On Friday, 15 April 2022 at 21:57:28 UTC, Loara wrote:

scope and return are both my nightmare. scope(exit) // blah blah, no problem and even return result It's okay...

But when I come across these elsewhere, it's scary. Especially in function parameters!

@SDB79

On Friday, 15 April 2022 at 23:17:26 UTC, Salih Dincer wrote:

Exactly, but i think that if correctly defined scope can be a very powerful tool, in particular when dealing with shared: we could define a safe critical block (or reuse synchronize blocks) guarded by mutex in order to automatically cast the selected shared variables as scope (via scope ref parameters).

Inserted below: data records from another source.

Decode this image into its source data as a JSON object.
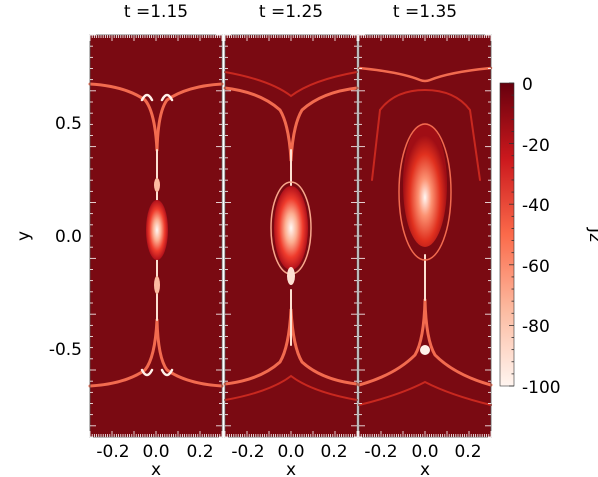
{
  "chart_data": {
    "type": "heatmap",
    "panels": [
      {
        "title": "t =1.15",
        "xlabel": "x",
        "x_ticks": [
          "-0.2",
          "0.0",
          "0.2"
        ],
        "y_ticks": [
          "0.5",
          "0.0",
          "-0.5"
        ],
        "ylabel": "y"
      },
      {
        "title": "t =1.25",
        "xlabel": "x",
        "x_ticks": [
          "-0.2",
          "0.0",
          "0.2"
        ]
      },
      {
        "title": "t =1.35",
        "xlabel": "x",
        "x_ticks": [
          "-0.2",
          "0.0",
          "0.2"
        ]
      }
    ],
    "xlim": [
      -0.3,
      0.3
    ],
    "ylim": [
      -0.9,
      0.9
    ],
    "colorbar": {
      "label": "Jz",
      "ticks": [
        "0",
        "-20",
        "-40",
        "-60",
        "-80",
        "-100"
      ],
      "range": [
        -100,
        0
      ],
      "colors": [
        "#fff5f0",
        "#fcbba1",
        "#fb6a4a",
        "#cb181d",
        "#67000d"
      ]
    },
    "background_color": "#7a0a12"
  }
}
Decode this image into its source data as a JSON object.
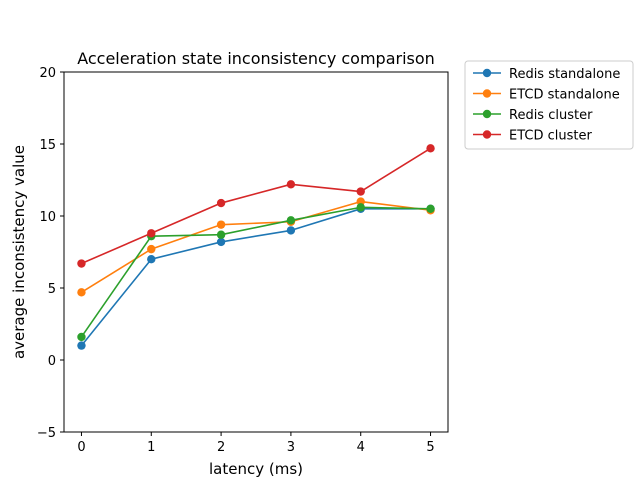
{
  "chart_data": {
    "type": "line",
    "title": "Acceleration state inconsistency comparison",
    "xlabel": "latency (ms)",
    "ylabel": "average inconsistency value",
    "x": [
      0,
      1,
      2,
      3,
      4,
      5
    ],
    "xlim": [
      -0.25,
      5.25
    ],
    "ylim": [
      -5,
      20
    ],
    "xticks": [
      "0",
      "1",
      "2",
      "3",
      "4",
      "5"
    ],
    "yticks": [
      "−5",
      "0",
      "5",
      "10",
      "15",
      "20"
    ],
    "grid": false,
    "legend_position": "outside-top-right",
    "series": [
      {
        "name": "Redis standalone",
        "color": "#1f77b4",
        "values": [
          1.0,
          7.0,
          8.2,
          9.0,
          10.5,
          10.5
        ]
      },
      {
        "name": "ETCD standalone",
        "color": "#ff7f0e",
        "values": [
          4.7,
          7.7,
          9.4,
          9.6,
          11.0,
          10.4
        ]
      },
      {
        "name": "Redis cluster",
        "color": "#2ca02c",
        "values": [
          1.6,
          8.6,
          8.7,
          9.7,
          10.6,
          10.5
        ]
      },
      {
        "name": "ETCD cluster",
        "color": "#d62728",
        "values": [
          6.7,
          8.8,
          10.9,
          12.2,
          11.7,
          14.7
        ]
      }
    ]
  }
}
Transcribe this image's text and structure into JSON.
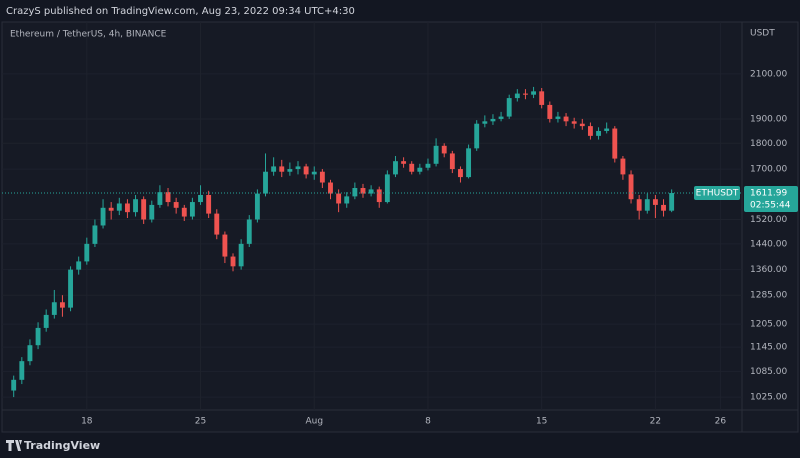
{
  "header": {
    "text": "CrazyS published on TradingView.com, Aug 23, 2022 09:34 UTC+4:30"
  },
  "footer": {
    "brand": "TradingView"
  },
  "chart_data": {
    "type": "candlestick",
    "title": "Ethereum / TetherUS, 4h, BINANCE",
    "y_unit": "USDT",
    "symbol_label": "ETHUSDT",
    "countdown": "02:55:44",
    "log_scale": true,
    "grid": true,
    "up_color": "#26a69a",
    "down_color": "#ef5350",
    "xlim": [
      12.78,
      58.33
    ],
    "ylim": [
      996,
      2356
    ],
    "xticks": [
      18,
      25,
      {
        "value": 32,
        "label": "Aug"
      },
      {
        "value": 39,
        "label": "8"
      },
      {
        "value": 46,
        "label": "15"
      },
      {
        "value": 53,
        "label": "22"
      },
      {
        "value": 57,
        "label": "26"
      }
    ],
    "yticks": [
      {
        "value": 1025,
        "label": "1025.00"
      },
      {
        "value": 1085,
        "label": "1085.00"
      },
      {
        "value": 1145,
        "label": "1145.00"
      },
      {
        "value": 1205,
        "label": "1205.00"
      },
      {
        "value": 1285,
        "label": "1285.00"
      },
      {
        "value": 1360,
        "label": "1360.00"
      },
      {
        "value": 1440,
        "label": "1440.00"
      },
      {
        "value": 1520,
        "label": "1520.00"
      },
      {
        "value": 1700,
        "label": "1700.00"
      },
      {
        "value": 1800,
        "label": "1800.00"
      },
      {
        "value": 1900,
        "label": "1900.00"
      },
      {
        "value": 2100,
        "label": "2100.00"
      }
    ],
    "x": [
      13.5,
      14,
      14.5,
      15,
      15.5,
      16,
      16.5,
      17,
      17.5,
      18,
      18.5,
      19,
      19.5,
      20,
      20.5,
      21,
      21.5,
      22,
      22.5,
      23,
      23.5,
      24,
      24.5,
      25,
      25.5,
      26,
      26.5,
      27,
      27.5,
      28,
      28.5,
      29,
      29.5,
      30,
      30.5,
      31,
      31.5,
      32,
      32.5,
      33,
      33.5,
      34,
      34.5,
      35,
      35.5,
      36,
      36.5,
      37,
      37.5,
      38,
      38.5,
      39,
      39.5,
      40,
      40.5,
      41,
      41.5,
      42,
      42.5,
      43,
      43.5,
      44,
      44.5,
      45,
      45.5,
      46,
      46.5,
      47,
      47.5,
      48,
      48.5,
      49,
      49.5,
      50,
      50.5,
      51,
      51.5,
      52,
      52.5,
      53,
      53.5,
      54
    ],
    "open": [
      1040,
      1065,
      1110,
      1150,
      1195,
      1230,
      1265,
      1250,
      1360,
      1385,
      1440,
      1500,
      1560,
      1550,
      1575,
      1545,
      1590,
      1520,
      1570,
      1615,
      1580,
      1560,
      1530,
      1580,
      1605,
      1540,
      1470,
      1400,
      1370,
      1440,
      1520,
      1610,
      1690,
      1710,
      1690,
      1700,
      1710,
      1680,
      1690,
      1650,
      1610,
      1575,
      1600,
      1630,
      1610,
      1625,
      1580,
      1680,
      1730,
      1720,
      1690,
      1705,
      1720,
      1790,
      1760,
      1700,
      1670,
      1780,
      1880,
      1890,
      1900,
      1910,
      1990,
      2010,
      2005,
      2020,
      1960,
      1900,
      1910,
      1890,
      1880,
      1870,
      1830,
      1850,
      1860,
      1740,
      1680,
      1590,
      1550,
      1590,
      1570,
      1550
    ],
    "high": [
      1075,
      1120,
      1165,
      1210,
      1245,
      1300,
      1285,
      1370,
      1400,
      1460,
      1520,
      1590,
      1580,
      1595,
      1590,
      1605,
      1600,
      1585,
      1640,
      1630,
      1595,
      1570,
      1595,
      1640,
      1620,
      1555,
      1480,
      1410,
      1455,
      1535,
      1625,
      1760,
      1745,
      1735,
      1725,
      1730,
      1720,
      1710,
      1700,
      1660,
      1625,
      1615,
      1650,
      1645,
      1640,
      1635,
      1695,
      1750,
      1745,
      1730,
      1720,
      1740,
      1820,
      1800,
      1770,
      1710,
      1795,
      1895,
      1915,
      1920,
      1930,
      2005,
      2030,
      2030,
      2040,
      2035,
      1975,
      1930,
      1925,
      1905,
      1900,
      1885,
      1865,
      1885,
      1870,
      1750,
      1695,
      1605,
      1610,
      1605,
      1590,
      1625
    ],
    "low": [
      1025,
      1055,
      1100,
      1140,
      1185,
      1220,
      1225,
      1240,
      1345,
      1375,
      1430,
      1490,
      1520,
      1535,
      1525,
      1530,
      1505,
      1510,
      1560,
      1565,
      1540,
      1515,
      1520,
      1570,
      1525,
      1455,
      1380,
      1355,
      1360,
      1430,
      1510,
      1600,
      1675,
      1670,
      1675,
      1680,
      1665,
      1660,
      1630,
      1590,
      1545,
      1560,
      1590,
      1595,
      1600,
      1560,
      1575,
      1670,
      1705,
      1680,
      1680,
      1695,
      1710,
      1745,
      1685,
      1650,
      1665,
      1770,
      1865,
      1875,
      1890,
      1900,
      1975,
      1985,
      1990,
      1945,
      1885,
      1885,
      1870,
      1860,
      1855,
      1815,
      1815,
      1840,
      1725,
      1660,
      1575,
      1520,
      1540,
      1525,
      1530,
      1545
    ],
    "close": [
      1065,
      1110,
      1150,
      1195,
      1230,
      1265,
      1250,
      1360,
      1385,
      1440,
      1500,
      1560,
      1550,
      1575,
      1545,
      1590,
      1520,
      1570,
      1615,
      1580,
      1560,
      1530,
      1580,
      1605,
      1540,
      1470,
      1400,
      1370,
      1440,
      1520,
      1610,
      1690,
      1710,
      1690,
      1700,
      1710,
      1680,
      1690,
      1650,
      1610,
      1575,
      1600,
      1630,
      1610,
      1625,
      1580,
      1680,
      1730,
      1720,
      1690,
      1705,
      1720,
      1790,
      1760,
      1700,
      1670,
      1780,
      1880,
      1890,
      1900,
      1910,
      1990,
      2010,
      2005,
      2020,
      1960,
      1900,
      1910,
      1890,
      1880,
      1870,
      1830,
      1850,
      1860,
      1740,
      1680,
      1590,
      1550,
      1590,
      1570,
      1550,
      1611.99
    ]
  }
}
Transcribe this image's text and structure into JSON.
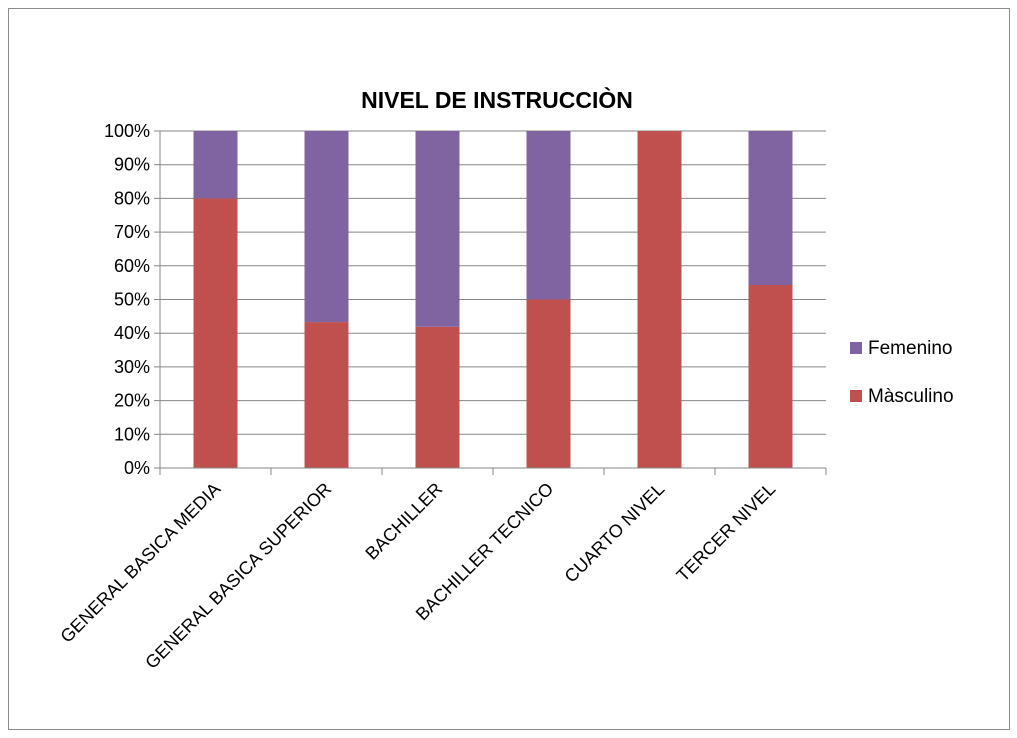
{
  "chart_data": {
    "type": "bar",
    "stacked": true,
    "percent_stacked": true,
    "title": "NIVEL DE INSTRUCCIÒN",
    "xlabel": "",
    "ylabel": "",
    "categories": [
      "GENERAL BASICA MEDIA",
      "GENERAL BASICA SUPERIOR",
      "BACHILLER",
      "BACHILLER TECNICO",
      "CUARTO NIVEL",
      "TERCER NIVEL"
    ],
    "series": [
      {
        "name": "Màsculino",
        "color": "#c0504d",
        "values": [
          80,
          43.3,
          41.9,
          50,
          100,
          54.3
        ]
      },
      {
        "name": "Femenino",
        "color": "#8064a2",
        "values": [
          20,
          56.7,
          58.1,
          50,
          0,
          45.7
        ]
      }
    ],
    "ylim": [
      0,
      100
    ],
    "yticks": [
      "0%",
      "10%",
      "20%",
      "30%",
      "40%",
      "50%",
      "60%",
      "70%",
      "80%",
      "90%",
      "100%"
    ],
    "grid": true,
    "legend_position": "right",
    "legend_order": [
      "Femenino",
      "Màsculino"
    ]
  }
}
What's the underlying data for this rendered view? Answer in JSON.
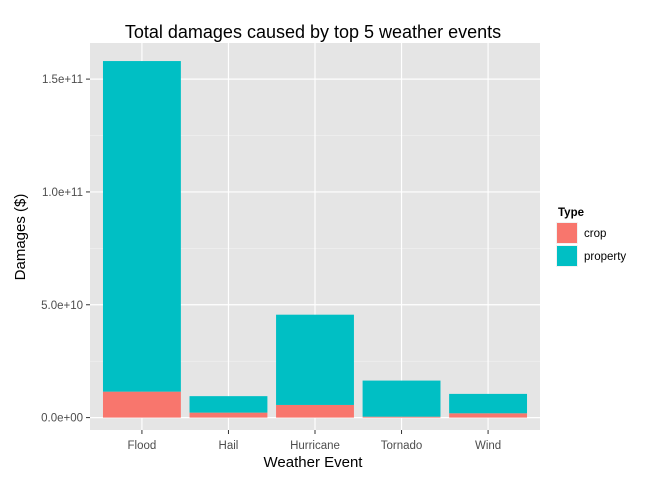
{
  "chart_data": {
    "type": "bar",
    "stacked": true,
    "title": "Total damages caused by top 5 weather events",
    "xlabel": "Weather Event",
    "ylabel": "Damages ($)",
    "categories": [
      "Flood",
      "Hail",
      "Hurricane",
      "Tornado",
      "Wind"
    ],
    "series": [
      {
        "name": "crop",
        "color": "#F8766D",
        "values": [
          11500000000.0,
          2200000000.0,
          5600000000.0,
          400000000.0,
          1900000000.0
        ]
      },
      {
        "name": "property",
        "color": "#00BFC4",
        "values": [
          146500000000.0,
          7300000000.0,
          40000000000.0,
          16000000000.0,
          8600000000.0
        ]
      }
    ],
    "ylim": [
      -5500000000.0,
      166000000000.0
    ],
    "yticks": [
      {
        "value": 0,
        "label": "0.0e+00"
      },
      {
        "value": 50000000000.0,
        "label": "5.0e+10"
      },
      {
        "value": 100000000000.0,
        "label": "1.0e+11"
      },
      {
        "value": 150000000000.0,
        "label": "1.5e+11"
      }
    ],
    "grid": true,
    "legend": {
      "title": "Type",
      "position": "right"
    },
    "panel_background": "#E5E5E5"
  }
}
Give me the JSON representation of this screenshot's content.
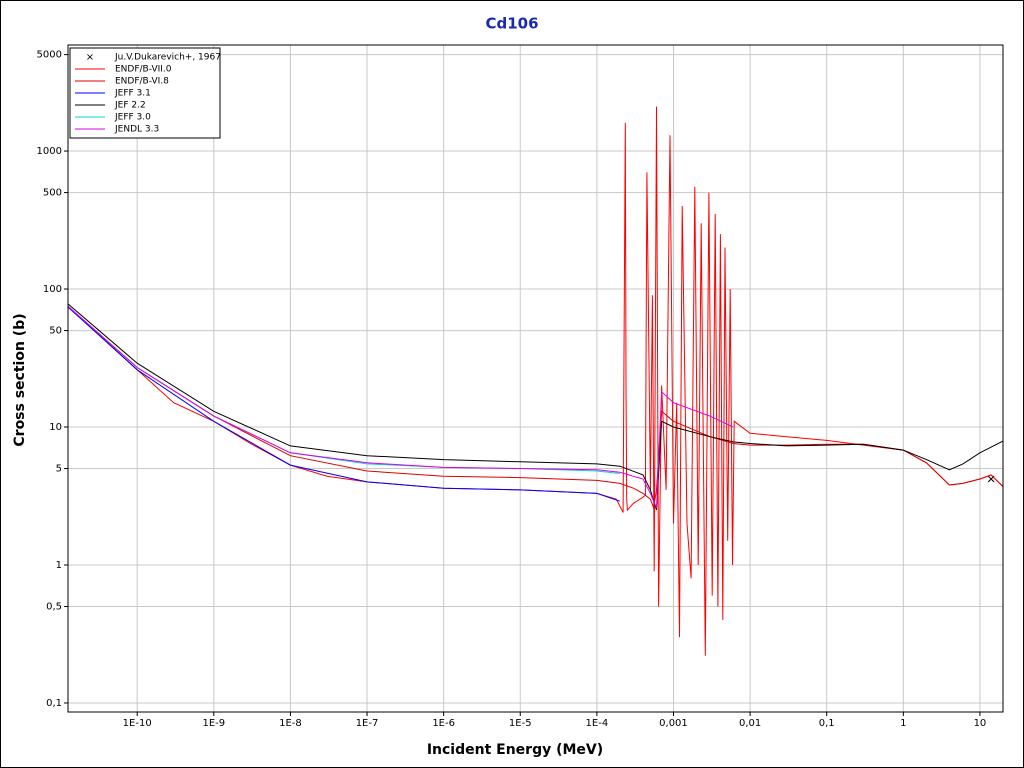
{
  "chart_data": {
    "type": "line",
    "title": "Cd106",
    "x_label": "Incident Energy (MeV)",
    "y_label": "Cross section (b)",
    "log_x": true,
    "log_y": true,
    "grid": true,
    "legend": "upper left",
    "xlim": [
      1.25e-11,
      20
    ],
    "ylim": [
      0.086,
      5870
    ],
    "xticks": [
      {
        "value": 1e-10,
        "label": "1E-10"
      },
      {
        "value": 1e-09,
        "label": "1E-9"
      },
      {
        "value": 1e-08,
        "label": "1E-8"
      },
      {
        "value": 1e-07,
        "label": "1E-7"
      },
      {
        "value": 1e-06,
        "label": "1E-6"
      },
      {
        "value": 1e-05,
        "label": "1E-5"
      },
      {
        "value": 0.0001,
        "label": "1E-4"
      },
      {
        "value": 0.001,
        "label": "0,001"
      },
      {
        "value": 0.01,
        "label": "0,01"
      },
      {
        "value": 0.1,
        "label": "0,1"
      },
      1,
      10
    ],
    "yticks": [
      {
        "value": 0.1,
        "label": "0,1"
      },
      {
        "value": 0.5,
        "label": "0,5"
      },
      1,
      5,
      10,
      50,
      100,
      500,
      1000,
      5000
    ],
    "series": [
      {
        "name": "Ju.V.Dukarevich+, 1967",
        "color": "#000000",
        "marker": "x",
        "x": [
          14
        ],
        "values": [
          4.2
        ]
      },
      {
        "name": "ENDF/B-VII.0",
        "color": "#ff0000",
        "x": [
          1.25e-11,
          3e-11,
          1e-10,
          3e-10,
          1e-09,
          3e-09,
          1e-08,
          3e-08,
          1e-07,
          1e-06,
          1e-05,
          0.0001,
          0.00018,
          0.00022,
          0.000235,
          0.00024,
          0.000245,
          0.00025,
          0.0003,
          0.0004,
          0.00043,
          0.00045,
          0.0005,
          0.00053,
          0.00056,
          0.0006,
          0.00064,
          0.0007,
          0.0008,
          0.0009,
          0.001,
          0.0011,
          0.0012,
          0.0013,
          0.0015,
          0.0017,
          0.0019,
          0.0021,
          0.0023,
          0.0026,
          0.0029,
          0.0032,
          0.0035,
          0.0038,
          0.0041,
          0.0044,
          0.0047,
          0.0051,
          0.0055,
          0.0059,
          0.0062,
          0.01,
          0.03,
          0.1,
          0.3,
          1,
          2,
          4,
          6,
          10,
          14,
          20
        ],
        "values": [
          75,
          48,
          26,
          15,
          11,
          7.6,
          5.3,
          4.4,
          4.0,
          3.6,
          3.5,
          3.3,
          3.0,
          2.4,
          1600,
          20,
          3,
          2.5,
          2.8,
          3.1,
          3.2,
          700,
          3.5,
          90,
          0.9,
          2100,
          0.5,
          20,
          3.5,
          1300,
          2,
          15,
          0.3,
          400,
          2,
          0.8,
          550,
          1,
          300,
          0.22,
          500,
          0.6,
          350,
          0.5,
          250,
          0.4,
          200,
          1.5,
          100,
          1,
          11,
          9,
          8.5,
          8,
          7.4,
          6.8,
          5.5,
          3.8,
          3.9,
          4.2,
          4.5,
          3.7
        ]
      },
      {
        "name": "ENDF/B-VI.8",
        "color": "#e00000",
        "x": [
          1.25e-11,
          1e-10,
          1e-09,
          1e-08,
          1e-07,
          1e-06,
          1e-05,
          0.0001,
          0.0002,
          0.0003,
          0.0004,
          0.0005,
          0.00055,
          0.0006,
          0.0007,
          0.001,
          0.003,
          0.006,
          0.01,
          0.03,
          0.1,
          0.3,
          1,
          2,
          4,
          6,
          10,
          14,
          20
        ],
        "values": [
          75,
          27,
          12,
          6.2,
          4.8,
          4.4,
          4.3,
          4.1,
          3.9,
          3.6,
          3.3,
          3.0,
          2.6,
          3.5,
          13,
          11,
          8.5,
          7.6,
          7.4,
          7.4,
          7.5,
          7.5,
          6.8,
          5.5,
          3.8,
          3.9,
          4.2,
          4.5,
          3.7
        ]
      },
      {
        "name": "JEFF 3.1",
        "color": "#0000ff",
        "x": [
          1.25e-11,
          1e-10,
          1e-09,
          1e-08,
          1e-07,
          1e-06,
          1e-05,
          0.0001,
          0.0002
        ],
        "values": [
          74,
          26,
          11,
          5.3,
          4.0,
          3.6,
          3.5,
          3.3,
          2.9
        ]
      },
      {
        "name": "JEF 2.2",
        "color": "#000000",
        "x": [
          1.25e-11,
          1e-10,
          1e-09,
          1e-08,
          1e-07,
          1e-06,
          1e-05,
          0.0001,
          0.0002,
          0.0004,
          0.0005,
          0.0006,
          0.0007,
          0.001,
          0.003,
          0.006,
          0.01,
          0.03,
          0.1,
          0.3,
          1,
          2,
          4,
          6,
          10,
          20
        ],
        "values": [
          78,
          29,
          13,
          7.3,
          6.2,
          5.8,
          5.6,
          5.4,
          5.2,
          4.5,
          3.5,
          2.5,
          11,
          10,
          8.5,
          7.8,
          7.6,
          7.3,
          7.4,
          7.5,
          6.8,
          5.8,
          4.9,
          5.4,
          6.5,
          7.9
        ]
      },
      {
        "name": "JEFF 3.0",
        "color": "#00d8d8",
        "x": [
          1.25e-11,
          1e-10,
          1e-09,
          1e-08,
          1e-07,
          1e-06,
          1e-05,
          0.0001,
          0.0002
        ],
        "values": [
          75,
          27,
          12,
          6.5,
          5.4,
          5.1,
          5.0,
          4.8,
          4.6
        ]
      },
      {
        "name": "JENDL 3.3",
        "color": "#e000e0",
        "x": [
          1.25e-11,
          1e-10,
          1e-09,
          1e-08,
          1e-07,
          1e-06,
          1e-05,
          0.0001,
          0.0002,
          0.0004,
          0.0005,
          0.0006,
          0.0007,
          0.001,
          0.003,
          0.006
        ],
        "values": [
          75,
          27,
          12,
          6.5,
          5.5,
          5.1,
          5.0,
          4.9,
          4.7,
          4.2,
          3.3,
          2.6,
          18,
          15,
          12,
          10
        ]
      }
    ]
  }
}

On Friday, 15 April 2022 at 23:17:26 UTC, Salih Dincer wrote:

https://github.com/Loara/Rethink_scope_in_D/blob/main/README.md

On Sunday, 17 April 2022 at 08:57:40 UTC, Loara wrote:

The first example you give is actually well rejected but only in @safe code:

int* stack_allocate(size_t) @safe;

void test() @safe
{
    scope int *a;
    {
        scope int *b = stack_allocate(1);
        a = b;
    }
}

it's not mentioned in the specs for @safe however.

On Sunday, 17 April 2022 at 12:35:25 UTC, user1234 wrote:

int* stack_allocate(size_t) @safe;

void test() @safe
{
    scope int *a;
    {
        scope int *b = stack_allocate(1);
        a = b;
    }
}

It's not a compilation error, it's an incomplete documentation issue since if we follows only the official documentation this should compile, and it'll compile if we remove the innermost block (as explained in the next example). Making scope operation not transitive let it a cumbersome tool that force programmers to use a lot of casts.

Notice also that the preceding code will compile if we translate it to

import std.stdio;

extern int * stack_allocate() @trusted;

    int main() @safe{
        scope int *a;
        {
            scope int **b = new int *();
            *b = stack_allocate();
            a = *b;
        }
        return 0;
    }

because the scope storage class is not transitive.

The real question at this point is: we want to make scope only a tool in order to allow stack allocation, or we want to use it in order to avoid any indirection inside it to escape its scope (for example when we want to manage a shared object inside a synchronized block)?

I don't see at this moment any clear objective behind the scope attribute, any well defined purpose.

In the next articles I'll explain better the idea of a scoped block as a way to statically control which indirections escapes and which not.